Victor Sorokine Posted December 3, 2010 Author Share Posted December 3, 2010 (edited) Mathematical entertainment Fermat's last theorem. New approach Obtained contradiction: each of three numbers A, B, C is divisible by n. Let us assume that for relatively prime integers A, B, C and prime [math]n>2[/math] 1°) [math]A^n+B^n-C^n=0[/math], where 2°) [math]A+B-C=U=un^k[/math], where u is not divisible by n and, as is known, k>1. Let us examine the numbers 3°) [math]P=(C^{n-1}-B^{n-1})/(C-B )[/math], [math]Q=(C^{n-1}-A^{n-1})/(C-A)[/math], [math]R=(A^{n-1}-B^{n-1})/(A+B)[/math]. It is easy to calculate (calculation will be represented later), that under the conditions of the FLT the numbers 4°) [math]P+Q[/math], [math]P-R[/math] и [math]Q-R[/math] are divisible by n.
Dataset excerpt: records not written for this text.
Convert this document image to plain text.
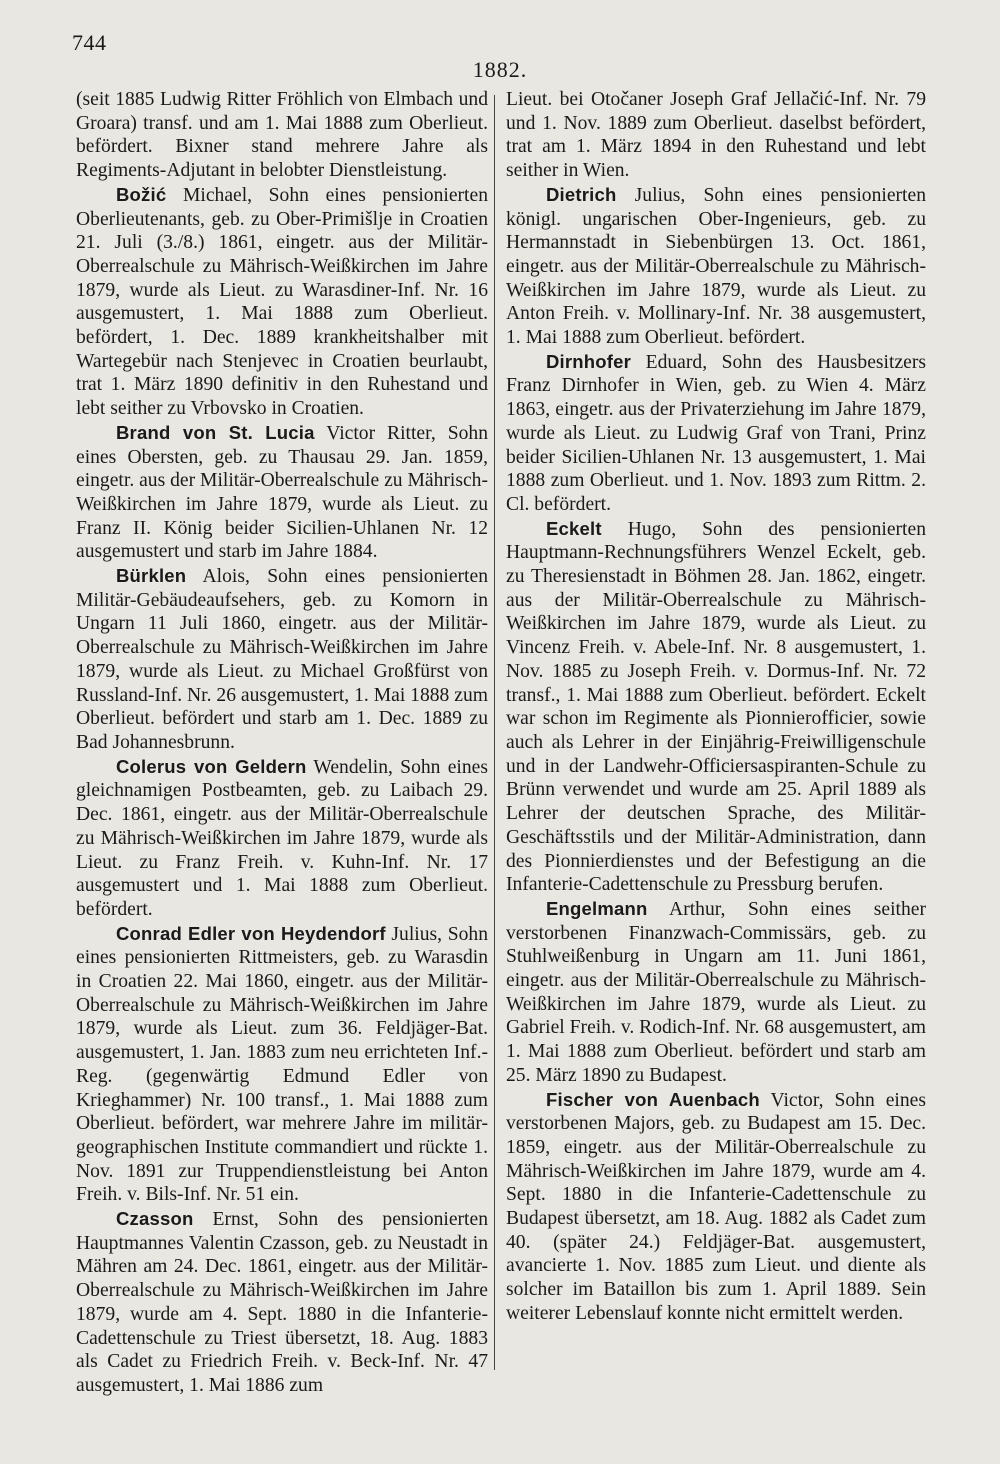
744
1882.

(seit 1885 Ludwig Ritter Fröhlich von Elmbach und Groara) transf. und am 1. Mai 1888 zum Oberlieut. befördert. Bixner stand mehrere Jahre als Regiments-Adjutant in belobter Dienstleistung.

Božić Michael, Sohn eines pensionierten Oberlieutenants, geb. zu Ober-Primišlje in Croatien 21. Juli (3./8.) 1861, eingetr. aus der Militär-Oberrealschule zu Mährisch-Weißkirchen im Jahre 1879, wurde als Lieut. zu Warasdiner-Inf. Nr. 16 ausgemustert, 1. Mai 1888 zum Oberlieut. befördert, 1. Dec. 1889 krankheitshalber mit Wartegebür nach Stenjevec in Croatien beurlaubt, trat 1. März 1890 definitiv in den Ruhestand und lebt seither zu Vrbovsko in Croatien.

Brand von St. Lucia Victor Ritter, Sohn eines Obersten, geb. zu Thausau 29. Jan. 1859, eingetr. aus der Militär-Oberrealschule zu Mährisch-Weißkirchen im Jahre 1879, wurde als Lieut. zu Franz II. König beider Sicilien-Uhlanen Nr. 12 ausgemustert und starb im Jahre 1884.

Bürklen Alois, Sohn eines pensionierten Militär-Gebäudeaufsehers, geb. zu Komorn in Ungarn 11 Juli 1860, eingetr. aus der Militär-Oberrealschule zu Mährisch-Weißkirchen im Jahre 1879, wurde als Lieut. zu Michael Großfürst von Russland-Inf. Nr. 26 ausgemustert, 1. Mai 1888 zum Oberlieut. befördert und starb am 1. Dec. 1889 zu Bad Johannesbrunn.

Colerus von Geldern Wendelin, Sohn eines gleichnamigen Postbeamten, geb. zu Laibach 29. Dec. 1861, eingetr. aus der Militär-Oberrealschule zu Mährisch-Weißkirchen im Jahre 1879, wurde als Lieut. zu Franz Freih. v. Kuhn-Inf. Nr. 17 ausgemustert und 1. Mai 1888 zum Oberlieut. befördert.

Conrad Edler von Heydendorf Julius, Sohn eines pensionierten Rittmeisters, geb. zu Warasdin in Croatien 22. Mai 1860, eingetr. aus der Militär-Oberrealschule zu Mährisch-Weißkirchen im Jahre 1879, wurde als Lieut. zum 36. Feldjäger-Bat. ausgemustert, 1. Jan. 1883 zum neu errichteten Inf.-Reg. (gegenwärtig Edmund Edler von Krieghammer) Nr. 100 transf., 1. Mai 1888 zum Oberlieut. befördert, war mehrere Jahre im militär-geographischen Institute commandiert und rückte 1. Nov. 1891 zur Truppendienstleistung bei Anton Freih. v. Bils-Inf. Nr. 51 ein.

Czasson Ernst, Sohn des pensionierten Hauptmannes Valentin Czasson, geb. zu Neustadt in Mähren am 24. Dec. 1861, eingetr. aus der Militär-Oberrealschule zu Mährisch-Weißkirchen im Jahre 1879, wurde am 4. Sept. 1880 in die Infanterie-Cadettenschule zu Triest übersetzt, 18. Aug. 1883 als Cadet zu Friedrich Freih. v. Beck-Inf. Nr. 47 ausgemustert, 1. Mai 1886 zum

Lieut. bei Otočaner Joseph Graf Jellačić-Inf. Nr. 79 und 1. Nov. 1889 zum Oberlieut. daselbst befördert, trat am 1. März 1894 in den Ruhestand und lebt seither in Wien.

Dietrich Julius, Sohn eines pensionierten königl. ungarischen Ober-Ingenieurs, geb. zu Hermannstadt in Siebenbürgen 13. Oct. 1861, eingetr. aus der Militär-Oberrealschule zu Mährisch-Weißkirchen im Jahre 1879, wurde als Lieut. zu Anton Freih. v. Mollinary-Inf. Nr. 38 ausgemustert, 1. Mai 1888 zum Oberlieut. befördert.

Dirnhofer Eduard, Sohn des Hausbesitzers Franz Dirnhofer in Wien, geb. zu Wien 4. März 1863, eingetr. aus der Privaterziehung im Jahre 1879, wurde als Lieut. zu Ludwig Graf von Trani, Prinz beider Sicilien-Uhlanen Nr. 13 ausgemustert, 1. Mai 1888 zum Oberlieut. und 1. Nov. 1893 zum Rittm. 2. Cl. befördert.

Eckelt Hugo, Sohn des pensionierten Hauptmann-Rechnungsführers Wenzel Eckelt, geb. zu Theresienstadt in Böhmen 28. Jan. 1862, eingetr. aus der Militär-Oberrealschule zu Mährisch-Weißkirchen im Jahre 1879, wurde als Lieut. zu Vincenz Freih. v. Abele-Inf. Nr. 8 ausgemustert, 1. Nov. 1885 zu Joseph Freih. v. Dormus-Inf. Nr. 72 transf., 1. Mai 1888 zum Oberlieut. befördert. Eckelt war schon im Regimente als Pionnierofficier, sowie auch als Lehrer in der Einjährig-Freiwilligenschule und in der Landwehr-Officiersaspiranten-Schule zu Brünn verwendet und wurde am 25. April 1889 als Lehrer der deutschen Sprache, des Militär-Geschäftsstils und der Militär-Administration, dann des Pionnierdienstes und der Befestigung an die Infanterie-Cadettenschule zu Pressburg berufen.

Engelmann Arthur, Sohn eines seither verstorbenen Finanzwach-Commissärs, geb. zu Stuhlweißenburg in Ungarn am 11. Juni 1861, eingetr. aus der Militär-Oberrealschule zu Mährisch-Weißkirchen im Jahre 1879, wurde als Lieut. zu Gabriel Freih. v. Rodich-Inf. Nr. 68 ausgemustert, am 1. Mai 1888 zum Oberlieut. befördert und starb am 25. März 1890 zu Budapest.

Fischer von Auenbach Victor, Sohn eines verstorbenen Majors, geb. zu Budapest am 15. Dec. 1859, eingetr. aus der Militär-Oberrealschule zu Mährisch-Weißkirchen im Jahre 1879, wurde am 4. Sept. 1880 in die Infanterie-Cadettenschule zu Budapest übersetzt, am 18. Aug. 1882 als Cadet zum 40. (später 24.) Feldjäger-Bat. ausgemustert, avancierte 1. Nov. 1885 zum Lieut. und diente als solcher im Bataillon bis zum 1. April 1889. Sein weiterer Lebenslauf konnte nicht ermittelt werden.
From what it follows that the number 5°) [math]P+Q[/math] и [math]P-Q[/math], => and the numbers P, Q, R, => and the numbers [math]C^{n-1}-A^{n-1}[/math], [math]C^{n-1}-B^{n-1}[/math], [math]A^{n-1}+B^{n-1}[/math], => and the numbers [math]A^{n-1}+B^{n-1}[/math] and [math]A^{n-1}-B^{n-1}[/math] => and the numbers [math]A^{n-1}[/math], [math]B^{n-1}[/math], [math]C^{n-1}[/math], => and the numbers A, B, C are divisible by n, which contradicts condition. Fermat's last theorem is proven. Edited December 4, 2010 by Victor Sorokine Link to comment Share on other sites More sharing options...
Victor Sorokine Posted December 4, 2010 Author Share Posted December 4, 2010 Calculations Numerator of number [math]P-R[/math] [denominator [math](A+B )(C-B )[/math]]: [math]=(C^{n-1}-B^{n-1})(A+B )-(A^{n-1}-B^{n-1})(C-B )=[/math] [math]=AC^{n-1}-AB^{n-1}+BC^{n-1}-B^n-CA^{n-1}+CB^{n-1}+BA^{n-1}-B^n=[/math] [math]=(A+B)C^{n-1}-(C-B)A^{n-1}+(C-A)B^{n-1}-2B^n=[/math] [math]=(C+U)C^{n-1}-(A-U)A^{n-1}+(B-U)B^{n-1}-2B^n=[/math] [math]=C^n-A^n+B^n-2B^n+UC^{n-1}+UA^{n-1}-UB^{n-1}=[/math] [math]=(C^n-A^n-B^n)+U(C^{n-1}+A^{n-1}-B^{n-1})=[/math] [math]=U(C^{n-1}+A^{n-1}-B^{n-1})[/math]. ------------------------------------- Thus, [math]P-R=[ U(C^{n-1}+A^{n-1}-B^{n-1})]:[(A+B )(C-B )][/math]. If [math]U=un^k[/math], [math]C=cn^k[/math], [math]A+B=c’n^{kn-1}[/math] then exponent with the coefficient n in the numerator: [math]k+min[k(n-1), (kn-1)]=kn[/math], exponent with the coefficient n in the denominator: [math]kn-1[/math], exponent with the coefficient n in the number P-R: [math]kn-(kn-1)=1[/math], i.e., the number P-R is divisible by n. But if denominator [math](A+B )(C-B )[/math] is not divisible by n, then numerator is divisible by [math]n^k[/math]. All other calculations are analogous. Link to comment Share on other sites More sharing options...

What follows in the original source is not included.